Suppose you owned a little grey marble, the size you can keep in your pocket at all times. When you bought it, you played with it, got bored of it and tossed it into a drawer rarely opened. Many weeks later, you open that drawer again to find that there's now a white marble sitting there. You know you put a grey marble there, but put down the difference to a faulty memory and since you have bigger things to attend to, the marble is absentmindedly slipped into your pocket again. At a party that evening, you get very drunk and in this inebriated state, you say a lot of not-so-nice things to lots of people, most of them good friends. When you wake up the next morning and empty your pockets, you find a black marble. Puzzled, you keep the marble with you the whole day and keep checking it at different times to find that its color keeps changing. Sometimes black, sometimes white and sometimes a shade in between. This continues for a few days before it hits you. The little marble mirrors your conscience. When you do something good, it turns a brighter shade and when you do something not-so-good, it turns a darker shade. This way, a white marble indicates a highly virtuous act, while a black marble just the opposite. The grey areas are still the grey areas.

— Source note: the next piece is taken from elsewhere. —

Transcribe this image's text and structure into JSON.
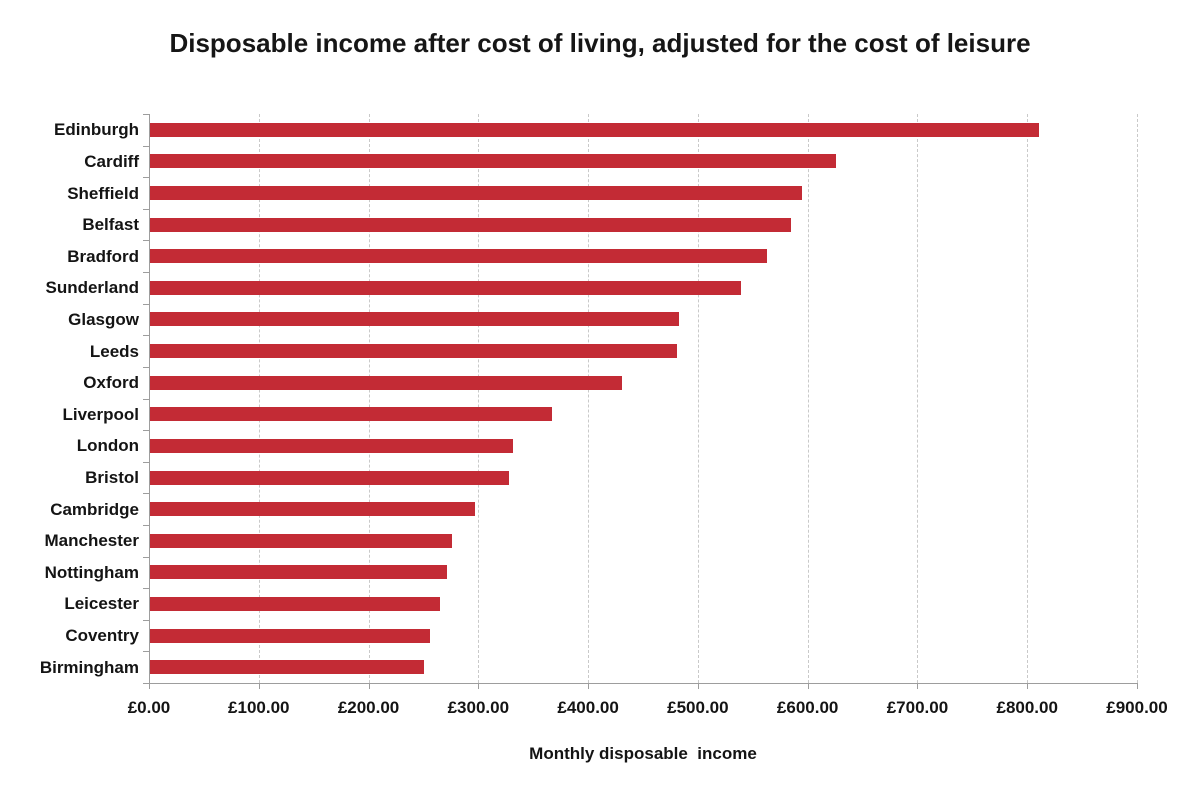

Now, ask yourself a question. If you owned such a marble, would it change anything about you? Would it affect your behavior or the way you lived your life?
For most people, I think the answer to the above question would depend on the nature of the morality of the marble. If it changed color by judging my actions on the basis of my virtues, I would pay heed to it. But if the judgement was based on an external set of virtues and vices, chances are that it would remain in that drawer, dusty and forgotten.
I think of this after reading Oscar Wilde's The Picture of Dorian Gray. The book is wonderful and it's a pity Wilde never wrote any other complete novels. It quite brilliantly raises some very interesting questions about morality and conscience. If one knew what one's conscience felt, would it matter?